1. Field of the Invention
This invention relates generally to an RF treatment apparatus, and more particularly to an RF treatment apparatus operable in bipolar or monopolar modes to deliver directable thermal energy to a target tissue site.
2. Description of Related Art
Treatment of cellular tissues usually requires direct contact of target tissue with a medical instrument, usually by surgical procedures exposing both the target and intervening tissue to substantial trauma. Often, precise placement of a treatment probe is difficult because of the location of a target tissue in the body or the proximity of the target tissue to easily damaged, critical body organs, nerves, or other components.
High frequency currents are used in electrocautery procedures for cutting human tissue especially when a bloodless incision is desired or when the operating site is not accessible with a normal scalpel but presents an access for a thin instrument through natural body openings such as the esophagus, intestines or urethra. Examples include the removal of prostatic adenomas, bladder tumors or intestinal polyps. In such cases, the high-frequency current is fed by a surgical probe into the tissue to be cut. The resulting dissipated heat causes boiling and vaporization of the cell fluid at this point, whereupon the cell walls rupture and the tissue is separated. The frequency of the current for this use must be above ca. 300 kHz in order to avoid adverse nerve and/or muscle responses.
Destruction of cellular tissues in situ has been used in the treatment of many diseases and medical conditions alone or as an adjunct to surgical removal procedures. It is often less traumatic than surgical procedures and may be the only alternative where other procedures are unsafe. Ablative treatment devices have the advantage of using a destructive energy which is rapidly dissipated and reduced to a non-destructive level by conduction and convection forces of circulating fluids and other natural body processes.
Microwave, radio frequency, acoustical (ultrasound) and light energy (laser) devices, and tissue destructive substances have been used to destroy malignant, benign and other types of cells and tissues from a wide variety of anatomic sites and organs. Tissues treated include isolated carcinoma masses and, more specifically, organs such as the prostate, glandular and stromal nodules characteristic of benign prostate hyperplasia. These devices typically include a catheter or cannula which is used to carry a radio frequency electrode or microwave antenna through a duct to the zone of treatment and apply energy diffusely through the duct wall into the surrounding tissue in all directions.

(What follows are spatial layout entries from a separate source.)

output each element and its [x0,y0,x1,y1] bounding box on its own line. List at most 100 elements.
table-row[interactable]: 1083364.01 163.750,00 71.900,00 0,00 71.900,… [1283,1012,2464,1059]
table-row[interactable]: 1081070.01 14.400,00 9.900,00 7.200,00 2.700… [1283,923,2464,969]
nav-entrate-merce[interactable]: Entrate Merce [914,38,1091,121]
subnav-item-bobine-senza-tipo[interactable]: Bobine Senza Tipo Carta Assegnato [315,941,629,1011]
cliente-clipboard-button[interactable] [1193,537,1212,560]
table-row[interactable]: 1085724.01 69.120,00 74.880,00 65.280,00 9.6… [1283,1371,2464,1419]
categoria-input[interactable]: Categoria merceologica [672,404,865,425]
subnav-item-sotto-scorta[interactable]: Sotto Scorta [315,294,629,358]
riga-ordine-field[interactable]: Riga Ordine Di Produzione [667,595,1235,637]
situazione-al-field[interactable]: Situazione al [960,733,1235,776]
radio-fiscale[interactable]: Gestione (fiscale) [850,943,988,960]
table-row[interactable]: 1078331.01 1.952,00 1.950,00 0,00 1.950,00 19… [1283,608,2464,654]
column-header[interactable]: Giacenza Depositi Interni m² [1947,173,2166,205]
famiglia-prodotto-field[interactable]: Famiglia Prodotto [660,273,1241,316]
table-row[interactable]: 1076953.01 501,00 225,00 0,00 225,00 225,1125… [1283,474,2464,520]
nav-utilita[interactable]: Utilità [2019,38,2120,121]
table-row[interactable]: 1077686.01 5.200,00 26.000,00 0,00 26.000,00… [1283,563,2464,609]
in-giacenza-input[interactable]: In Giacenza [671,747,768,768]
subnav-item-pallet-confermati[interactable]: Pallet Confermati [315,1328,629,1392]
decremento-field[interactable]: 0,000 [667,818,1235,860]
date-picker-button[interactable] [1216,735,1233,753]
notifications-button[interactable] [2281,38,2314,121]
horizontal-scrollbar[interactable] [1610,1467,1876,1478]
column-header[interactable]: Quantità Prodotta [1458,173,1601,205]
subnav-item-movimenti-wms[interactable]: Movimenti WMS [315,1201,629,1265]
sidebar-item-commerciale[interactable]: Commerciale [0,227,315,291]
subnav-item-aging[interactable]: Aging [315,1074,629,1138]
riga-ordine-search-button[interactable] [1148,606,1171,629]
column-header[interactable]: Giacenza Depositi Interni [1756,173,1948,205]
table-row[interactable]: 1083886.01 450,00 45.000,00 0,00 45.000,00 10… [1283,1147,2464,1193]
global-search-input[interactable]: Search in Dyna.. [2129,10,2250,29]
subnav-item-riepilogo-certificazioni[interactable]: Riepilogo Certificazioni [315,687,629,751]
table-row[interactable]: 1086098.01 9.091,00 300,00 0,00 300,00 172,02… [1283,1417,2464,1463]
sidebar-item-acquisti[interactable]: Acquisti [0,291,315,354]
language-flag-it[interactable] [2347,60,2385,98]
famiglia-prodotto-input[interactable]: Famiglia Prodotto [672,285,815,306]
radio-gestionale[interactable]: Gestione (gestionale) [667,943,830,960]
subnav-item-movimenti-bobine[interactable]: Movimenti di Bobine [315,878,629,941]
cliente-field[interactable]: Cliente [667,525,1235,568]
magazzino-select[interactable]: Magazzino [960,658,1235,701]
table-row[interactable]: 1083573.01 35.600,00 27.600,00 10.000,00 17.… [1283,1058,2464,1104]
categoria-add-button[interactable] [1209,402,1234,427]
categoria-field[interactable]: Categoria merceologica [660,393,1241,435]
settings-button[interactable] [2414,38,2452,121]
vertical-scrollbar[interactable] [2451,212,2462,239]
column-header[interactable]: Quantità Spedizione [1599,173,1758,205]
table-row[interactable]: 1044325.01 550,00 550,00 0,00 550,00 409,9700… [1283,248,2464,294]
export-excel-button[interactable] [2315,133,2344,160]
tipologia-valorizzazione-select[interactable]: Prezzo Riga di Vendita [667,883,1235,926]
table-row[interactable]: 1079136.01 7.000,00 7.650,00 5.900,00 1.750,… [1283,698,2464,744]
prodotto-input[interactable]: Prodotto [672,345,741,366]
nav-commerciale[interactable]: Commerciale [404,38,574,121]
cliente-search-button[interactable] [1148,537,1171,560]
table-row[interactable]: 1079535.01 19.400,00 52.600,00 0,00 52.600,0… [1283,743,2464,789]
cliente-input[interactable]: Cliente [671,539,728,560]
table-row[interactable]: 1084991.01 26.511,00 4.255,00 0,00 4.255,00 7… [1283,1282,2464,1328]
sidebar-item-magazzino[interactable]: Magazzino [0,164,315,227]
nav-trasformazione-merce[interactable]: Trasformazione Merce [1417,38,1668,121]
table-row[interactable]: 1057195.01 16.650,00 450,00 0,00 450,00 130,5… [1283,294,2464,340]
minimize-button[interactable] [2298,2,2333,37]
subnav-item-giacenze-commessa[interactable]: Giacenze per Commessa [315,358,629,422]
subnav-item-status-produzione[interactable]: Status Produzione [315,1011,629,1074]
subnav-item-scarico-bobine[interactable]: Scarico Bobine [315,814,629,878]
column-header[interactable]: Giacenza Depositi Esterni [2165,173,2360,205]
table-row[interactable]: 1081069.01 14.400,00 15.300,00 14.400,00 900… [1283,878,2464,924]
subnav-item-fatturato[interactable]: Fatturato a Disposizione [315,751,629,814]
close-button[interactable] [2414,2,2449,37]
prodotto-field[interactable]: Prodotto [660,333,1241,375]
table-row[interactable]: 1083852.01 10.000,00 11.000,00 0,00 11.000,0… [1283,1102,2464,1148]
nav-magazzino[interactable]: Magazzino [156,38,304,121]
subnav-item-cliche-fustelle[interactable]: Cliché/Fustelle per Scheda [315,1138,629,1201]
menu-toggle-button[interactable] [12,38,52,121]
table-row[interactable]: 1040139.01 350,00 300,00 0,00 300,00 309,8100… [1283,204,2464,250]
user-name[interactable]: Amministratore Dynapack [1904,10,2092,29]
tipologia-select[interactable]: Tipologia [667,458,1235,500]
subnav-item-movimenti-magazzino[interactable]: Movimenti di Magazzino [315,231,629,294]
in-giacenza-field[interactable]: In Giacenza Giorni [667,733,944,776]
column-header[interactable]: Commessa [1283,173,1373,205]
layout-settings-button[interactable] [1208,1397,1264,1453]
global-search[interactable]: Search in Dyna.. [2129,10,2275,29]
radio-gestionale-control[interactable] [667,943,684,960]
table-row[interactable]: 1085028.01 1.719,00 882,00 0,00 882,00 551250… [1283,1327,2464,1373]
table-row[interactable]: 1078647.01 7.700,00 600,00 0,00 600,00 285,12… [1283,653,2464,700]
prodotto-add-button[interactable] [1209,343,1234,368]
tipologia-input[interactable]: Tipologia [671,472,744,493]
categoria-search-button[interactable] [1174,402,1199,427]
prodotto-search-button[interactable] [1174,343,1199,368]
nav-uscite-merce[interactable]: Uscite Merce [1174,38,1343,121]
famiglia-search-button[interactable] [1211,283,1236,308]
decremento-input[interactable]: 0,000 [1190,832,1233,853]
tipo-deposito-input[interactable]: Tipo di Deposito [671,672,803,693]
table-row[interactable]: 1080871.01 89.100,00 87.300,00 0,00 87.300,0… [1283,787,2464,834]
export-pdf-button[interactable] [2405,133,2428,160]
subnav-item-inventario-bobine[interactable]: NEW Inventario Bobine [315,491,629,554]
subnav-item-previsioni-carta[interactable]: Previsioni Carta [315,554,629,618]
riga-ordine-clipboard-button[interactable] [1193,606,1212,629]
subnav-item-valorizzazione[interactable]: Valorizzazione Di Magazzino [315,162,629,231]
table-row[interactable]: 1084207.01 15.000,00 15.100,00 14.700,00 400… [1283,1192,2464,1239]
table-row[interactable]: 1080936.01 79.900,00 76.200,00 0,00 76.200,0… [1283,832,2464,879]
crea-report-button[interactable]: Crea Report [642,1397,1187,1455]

Current open procedures for treatment of target tissues are extremely disruptive and cause a great deal of damage to healthy tissue. Accordingly, there has recently been a fair amount of emphasis of minimally invasive procedures for target tissue destruction and removal.
Among the problems associated with all of these procedures is the requirement that highly localized heat be produced at depths of several centimeters beneath the surface of the body. Certain techniques have been developed with microwave radiation and ultrasound to focus energy at various desired depths. RF applications may be used at depth during surgery. However, the extent of localization is generally poor with the result that healthy tissue may be harmed. Induction heating gives rise to poor localization of the incident energy as well. Although induction heating may be achieved by placing an antenna on the surface of the body, superficial eddy currents are generated in the immediate vicinity of the antenna when it is driven using RF current, and unwanted surface heating occurs with little coupled to the underlying tissue. Thus, noninvasive procedures for providing heat to internal target tissue sites have had difficulties is substantial specific and selective treatment.
Hyperthermia, which can be from an RF or microwave source, applied heat to tissue but does not exceed 45 degrees C. so that normal cells survive. In thermotherapy, heat energy of greater than 45 degrees C. is applied, resulting in histological damage and the denaturization of proteins. Hyperthermia has been applied more recently for cell necrosis of a target tissue site. In hyperthermia, it is desirable to induce a state of hyperthermia that is localized by interstitial current heating to a specific area while concurrently insuring minimum thermal damage to healthy surrounding tissue. Often, the target tissue site is located subcutaneously and addressing the target tissue site requires either surgery, endoscopic procedures or exits healing requires either surgery, endoscopic procedures or external radiation. It is difficult to externally induce hyperthermia in deep body tissue because current density is diluted due to its absorption by healthy tissue. Additionally, a portion of the RF energy is reflected at the muscle/fat and bone interfaces which adds to the problem of depositing a known quantity of energy directly on a small target tissue site.
There is a need for an RF treatment apparatus to minimally invasively create cell necrosis in a target tissue site. There is a further need for an RF treatment apparatus that provides directional delivery of RF energy to a target tissue site. Another need exists for an RF ablation apparatus which can be operated in bipolar or monopolar modes to deliver directable thermal energy to a targeted tissue site.